Deep convolutional neural networks with Bee Collecting Pollen Algorithm (BCPA)-based landslide data balancing and spatial prediction

Abstract

Predicting the landslide-prone area is critical for various applications, including emergency response, land planning, and disaster mitigation. There needs to be a thorough landslide inventory in current studies and appropriate sampling uncertainty issues. Landslide risk mapping has expanded significantly as machine learning techniques have developed. However, one of the primary issues in Landslide Prediction is data imbalance (DI). This is problematic since it is challenging or expensive to generate an accurate inventory map of landslides based on previous data.
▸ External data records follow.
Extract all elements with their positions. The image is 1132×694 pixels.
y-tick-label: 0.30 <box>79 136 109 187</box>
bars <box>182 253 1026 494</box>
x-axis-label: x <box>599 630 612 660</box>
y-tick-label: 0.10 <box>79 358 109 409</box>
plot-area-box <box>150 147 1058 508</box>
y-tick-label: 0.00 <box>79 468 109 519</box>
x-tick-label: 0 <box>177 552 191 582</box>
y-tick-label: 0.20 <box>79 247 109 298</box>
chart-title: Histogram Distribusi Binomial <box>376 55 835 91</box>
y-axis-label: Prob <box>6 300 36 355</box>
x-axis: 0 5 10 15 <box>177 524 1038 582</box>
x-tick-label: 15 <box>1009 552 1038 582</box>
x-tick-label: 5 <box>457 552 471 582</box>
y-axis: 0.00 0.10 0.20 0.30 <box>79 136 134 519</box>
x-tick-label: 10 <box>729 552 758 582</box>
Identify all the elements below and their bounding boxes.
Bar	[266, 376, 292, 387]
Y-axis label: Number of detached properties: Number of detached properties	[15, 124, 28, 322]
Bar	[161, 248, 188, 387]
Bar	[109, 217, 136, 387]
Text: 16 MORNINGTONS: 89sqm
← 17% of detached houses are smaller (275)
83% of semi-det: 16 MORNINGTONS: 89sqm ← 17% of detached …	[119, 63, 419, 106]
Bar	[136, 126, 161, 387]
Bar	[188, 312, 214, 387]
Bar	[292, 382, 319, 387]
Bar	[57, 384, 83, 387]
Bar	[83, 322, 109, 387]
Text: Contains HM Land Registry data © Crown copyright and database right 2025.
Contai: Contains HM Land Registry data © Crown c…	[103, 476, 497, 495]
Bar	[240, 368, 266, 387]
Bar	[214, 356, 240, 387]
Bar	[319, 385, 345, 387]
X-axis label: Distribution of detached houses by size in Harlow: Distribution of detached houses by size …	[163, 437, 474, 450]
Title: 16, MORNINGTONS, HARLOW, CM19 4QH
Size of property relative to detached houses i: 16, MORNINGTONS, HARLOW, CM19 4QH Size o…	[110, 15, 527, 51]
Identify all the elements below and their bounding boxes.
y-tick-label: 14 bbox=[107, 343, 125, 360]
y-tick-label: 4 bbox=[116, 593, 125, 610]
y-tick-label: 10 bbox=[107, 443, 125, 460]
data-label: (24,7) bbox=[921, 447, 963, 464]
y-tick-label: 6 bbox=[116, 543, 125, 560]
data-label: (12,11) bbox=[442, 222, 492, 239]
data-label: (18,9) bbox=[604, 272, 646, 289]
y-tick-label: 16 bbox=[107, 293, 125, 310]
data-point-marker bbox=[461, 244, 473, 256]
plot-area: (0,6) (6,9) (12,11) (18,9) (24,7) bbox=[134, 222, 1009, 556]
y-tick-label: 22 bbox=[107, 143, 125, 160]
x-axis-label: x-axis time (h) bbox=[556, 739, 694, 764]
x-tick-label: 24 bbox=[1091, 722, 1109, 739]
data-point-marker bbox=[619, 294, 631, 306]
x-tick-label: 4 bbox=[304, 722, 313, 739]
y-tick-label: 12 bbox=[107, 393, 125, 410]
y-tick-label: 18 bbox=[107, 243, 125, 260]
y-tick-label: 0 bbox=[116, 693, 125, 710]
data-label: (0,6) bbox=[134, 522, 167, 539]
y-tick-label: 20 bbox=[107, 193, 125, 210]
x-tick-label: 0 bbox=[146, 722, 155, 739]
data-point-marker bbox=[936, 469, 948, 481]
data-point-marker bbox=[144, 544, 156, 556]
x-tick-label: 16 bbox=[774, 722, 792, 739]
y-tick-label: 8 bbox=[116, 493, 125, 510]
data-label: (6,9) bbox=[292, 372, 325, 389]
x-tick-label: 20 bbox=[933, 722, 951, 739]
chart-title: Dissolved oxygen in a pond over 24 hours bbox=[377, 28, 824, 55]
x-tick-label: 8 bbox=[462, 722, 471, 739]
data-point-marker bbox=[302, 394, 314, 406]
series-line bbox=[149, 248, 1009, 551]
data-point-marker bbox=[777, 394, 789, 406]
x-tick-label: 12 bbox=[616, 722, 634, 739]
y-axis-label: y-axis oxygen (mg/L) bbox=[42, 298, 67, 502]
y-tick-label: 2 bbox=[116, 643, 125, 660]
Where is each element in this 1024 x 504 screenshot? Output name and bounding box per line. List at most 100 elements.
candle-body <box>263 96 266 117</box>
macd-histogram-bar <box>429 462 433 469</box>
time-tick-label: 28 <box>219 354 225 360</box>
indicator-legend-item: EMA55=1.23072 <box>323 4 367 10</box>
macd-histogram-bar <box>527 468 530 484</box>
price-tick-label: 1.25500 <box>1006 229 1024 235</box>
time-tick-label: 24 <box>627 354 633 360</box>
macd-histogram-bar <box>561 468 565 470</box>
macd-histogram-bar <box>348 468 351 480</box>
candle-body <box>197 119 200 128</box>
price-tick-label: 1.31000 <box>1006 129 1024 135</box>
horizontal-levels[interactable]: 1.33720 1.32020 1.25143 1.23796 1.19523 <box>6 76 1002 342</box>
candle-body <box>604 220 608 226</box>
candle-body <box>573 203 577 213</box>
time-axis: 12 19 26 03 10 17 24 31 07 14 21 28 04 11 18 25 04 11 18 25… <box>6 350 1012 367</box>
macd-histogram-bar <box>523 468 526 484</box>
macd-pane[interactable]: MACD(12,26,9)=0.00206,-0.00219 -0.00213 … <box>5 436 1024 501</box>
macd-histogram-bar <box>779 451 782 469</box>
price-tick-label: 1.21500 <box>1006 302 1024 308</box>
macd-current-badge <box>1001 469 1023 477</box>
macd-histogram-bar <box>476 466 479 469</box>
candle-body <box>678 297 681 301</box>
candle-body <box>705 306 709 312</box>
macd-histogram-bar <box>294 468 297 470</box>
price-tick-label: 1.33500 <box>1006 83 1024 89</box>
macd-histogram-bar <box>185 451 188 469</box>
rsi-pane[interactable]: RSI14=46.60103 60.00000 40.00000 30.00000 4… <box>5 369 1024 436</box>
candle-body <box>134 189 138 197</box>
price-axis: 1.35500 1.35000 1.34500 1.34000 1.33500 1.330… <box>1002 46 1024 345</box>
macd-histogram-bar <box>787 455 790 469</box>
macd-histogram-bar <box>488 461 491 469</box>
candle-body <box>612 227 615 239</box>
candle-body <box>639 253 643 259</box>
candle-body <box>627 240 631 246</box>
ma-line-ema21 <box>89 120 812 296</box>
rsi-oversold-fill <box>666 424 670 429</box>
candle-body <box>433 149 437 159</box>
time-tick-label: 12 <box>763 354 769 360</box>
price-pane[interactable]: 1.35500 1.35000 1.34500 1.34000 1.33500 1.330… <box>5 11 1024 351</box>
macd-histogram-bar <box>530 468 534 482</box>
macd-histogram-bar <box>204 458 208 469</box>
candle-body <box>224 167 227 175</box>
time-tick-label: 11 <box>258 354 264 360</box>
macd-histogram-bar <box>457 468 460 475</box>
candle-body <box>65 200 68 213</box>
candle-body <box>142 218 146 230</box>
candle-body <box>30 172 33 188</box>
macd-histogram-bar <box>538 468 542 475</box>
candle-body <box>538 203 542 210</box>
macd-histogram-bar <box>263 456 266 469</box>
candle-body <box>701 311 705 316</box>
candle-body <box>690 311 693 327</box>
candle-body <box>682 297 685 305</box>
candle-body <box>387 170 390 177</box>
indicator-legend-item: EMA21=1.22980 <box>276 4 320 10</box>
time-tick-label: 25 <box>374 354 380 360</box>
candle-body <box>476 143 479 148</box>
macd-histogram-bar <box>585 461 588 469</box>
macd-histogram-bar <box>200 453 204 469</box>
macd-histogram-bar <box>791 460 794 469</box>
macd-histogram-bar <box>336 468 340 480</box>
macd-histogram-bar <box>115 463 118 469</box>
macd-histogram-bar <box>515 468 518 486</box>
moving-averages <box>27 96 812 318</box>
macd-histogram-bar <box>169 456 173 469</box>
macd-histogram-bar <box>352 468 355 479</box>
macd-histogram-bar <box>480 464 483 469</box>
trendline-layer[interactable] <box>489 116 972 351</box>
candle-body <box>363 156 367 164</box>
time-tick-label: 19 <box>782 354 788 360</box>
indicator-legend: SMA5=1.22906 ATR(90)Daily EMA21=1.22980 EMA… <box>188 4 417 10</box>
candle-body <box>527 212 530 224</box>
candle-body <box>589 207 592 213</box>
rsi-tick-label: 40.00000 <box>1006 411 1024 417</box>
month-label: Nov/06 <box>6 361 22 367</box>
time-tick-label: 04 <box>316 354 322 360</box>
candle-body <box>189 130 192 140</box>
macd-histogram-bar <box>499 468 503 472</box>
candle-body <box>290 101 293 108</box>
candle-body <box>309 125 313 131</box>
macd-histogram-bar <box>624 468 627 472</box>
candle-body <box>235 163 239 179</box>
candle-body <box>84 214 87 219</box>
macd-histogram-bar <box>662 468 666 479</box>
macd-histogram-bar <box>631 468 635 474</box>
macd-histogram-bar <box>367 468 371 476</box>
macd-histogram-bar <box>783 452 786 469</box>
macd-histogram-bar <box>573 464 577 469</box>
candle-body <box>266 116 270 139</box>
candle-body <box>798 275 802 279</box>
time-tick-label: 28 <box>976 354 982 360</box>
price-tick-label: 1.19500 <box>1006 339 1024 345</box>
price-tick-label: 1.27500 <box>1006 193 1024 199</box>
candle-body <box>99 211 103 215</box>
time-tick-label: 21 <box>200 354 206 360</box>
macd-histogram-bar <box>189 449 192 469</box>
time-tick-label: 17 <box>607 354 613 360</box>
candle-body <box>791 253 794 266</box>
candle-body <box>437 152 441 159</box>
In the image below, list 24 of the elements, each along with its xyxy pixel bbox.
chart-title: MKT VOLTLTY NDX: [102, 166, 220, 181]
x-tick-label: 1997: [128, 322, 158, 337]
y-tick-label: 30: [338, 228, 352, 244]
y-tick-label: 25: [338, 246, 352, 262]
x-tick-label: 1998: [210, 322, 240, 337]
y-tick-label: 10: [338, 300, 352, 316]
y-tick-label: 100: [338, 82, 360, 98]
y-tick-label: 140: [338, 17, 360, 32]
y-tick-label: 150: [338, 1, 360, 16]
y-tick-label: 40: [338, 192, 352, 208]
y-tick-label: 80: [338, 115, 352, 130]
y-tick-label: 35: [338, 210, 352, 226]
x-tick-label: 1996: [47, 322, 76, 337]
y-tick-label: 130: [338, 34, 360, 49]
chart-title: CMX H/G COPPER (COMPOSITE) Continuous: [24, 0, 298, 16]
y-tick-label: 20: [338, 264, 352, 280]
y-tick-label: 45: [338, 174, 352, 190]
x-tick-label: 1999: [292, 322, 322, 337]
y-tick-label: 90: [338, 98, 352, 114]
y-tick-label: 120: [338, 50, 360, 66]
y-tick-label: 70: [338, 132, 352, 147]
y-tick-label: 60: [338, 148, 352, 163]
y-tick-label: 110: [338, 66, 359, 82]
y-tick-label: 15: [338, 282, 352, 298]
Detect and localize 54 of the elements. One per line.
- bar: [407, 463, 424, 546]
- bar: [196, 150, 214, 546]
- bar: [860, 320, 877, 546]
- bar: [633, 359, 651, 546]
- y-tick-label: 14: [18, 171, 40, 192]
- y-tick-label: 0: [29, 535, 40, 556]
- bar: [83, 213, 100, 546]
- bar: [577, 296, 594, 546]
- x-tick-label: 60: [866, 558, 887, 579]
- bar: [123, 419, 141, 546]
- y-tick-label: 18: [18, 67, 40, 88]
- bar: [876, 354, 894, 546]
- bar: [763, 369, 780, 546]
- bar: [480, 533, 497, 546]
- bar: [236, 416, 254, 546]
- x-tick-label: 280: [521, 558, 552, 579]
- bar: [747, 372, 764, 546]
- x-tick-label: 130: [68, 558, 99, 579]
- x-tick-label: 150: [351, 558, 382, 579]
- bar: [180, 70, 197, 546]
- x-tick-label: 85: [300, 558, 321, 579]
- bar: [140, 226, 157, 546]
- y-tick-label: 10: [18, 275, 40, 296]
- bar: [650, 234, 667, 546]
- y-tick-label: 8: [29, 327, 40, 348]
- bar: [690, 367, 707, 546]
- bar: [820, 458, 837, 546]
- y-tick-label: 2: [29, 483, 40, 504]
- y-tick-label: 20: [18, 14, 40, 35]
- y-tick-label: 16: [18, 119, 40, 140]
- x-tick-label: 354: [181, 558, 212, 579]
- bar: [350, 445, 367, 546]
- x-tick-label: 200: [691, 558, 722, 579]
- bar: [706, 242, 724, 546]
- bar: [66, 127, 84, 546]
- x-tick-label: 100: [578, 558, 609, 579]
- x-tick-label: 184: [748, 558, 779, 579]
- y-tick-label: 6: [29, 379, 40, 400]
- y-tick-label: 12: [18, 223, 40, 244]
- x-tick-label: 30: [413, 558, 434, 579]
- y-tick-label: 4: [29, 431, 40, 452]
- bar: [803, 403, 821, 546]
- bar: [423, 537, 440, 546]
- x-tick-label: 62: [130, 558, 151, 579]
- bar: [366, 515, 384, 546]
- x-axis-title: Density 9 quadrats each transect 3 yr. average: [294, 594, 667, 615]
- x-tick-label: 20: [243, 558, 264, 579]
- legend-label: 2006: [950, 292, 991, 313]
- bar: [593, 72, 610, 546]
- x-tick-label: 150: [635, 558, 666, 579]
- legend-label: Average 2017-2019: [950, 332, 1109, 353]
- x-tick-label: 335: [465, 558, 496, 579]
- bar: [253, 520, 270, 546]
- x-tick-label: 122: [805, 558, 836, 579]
This study proposes a novel landslide prediction method using Generative Adversarial Networks (GAN) for generating the synthetic data, Synthetic Minority Oversampling Technique (SMOTE) for overcoming the data imbalance problem, and Bee Collecting Pollen Algorithm (BCPA) for feature extraction. Combining 184 landslides and ten criteria, including topographic wetness index (TWI), aspect, distance from the road, total curvature, sediment transport index (STI), height, slope, stream, lithology, and slope length, a geographical database was produced. The data was generated using GAN, a Deep Convolutional Neural Network (DCNN) technique to populate the dataset. The proposed DCNN-BCPA approach findings were merged with current machine learning methods such as Random Forests (RF), Artificial Neural Networks (ANN), k-Nearest Neighbours (k-NN), Decision Trees (DT), Support Vector Machine (SVM), logistic regression (LR). The model’s accuracy, precision, recall, f-score, and RMSE were measured using the following metrics: 92.675%, 96.298%, 90.536%, 96.637%, and 45.623%. This study suggests that harmonizing landslide data may have a substantial impact on the predictive capabilities of machine learning models.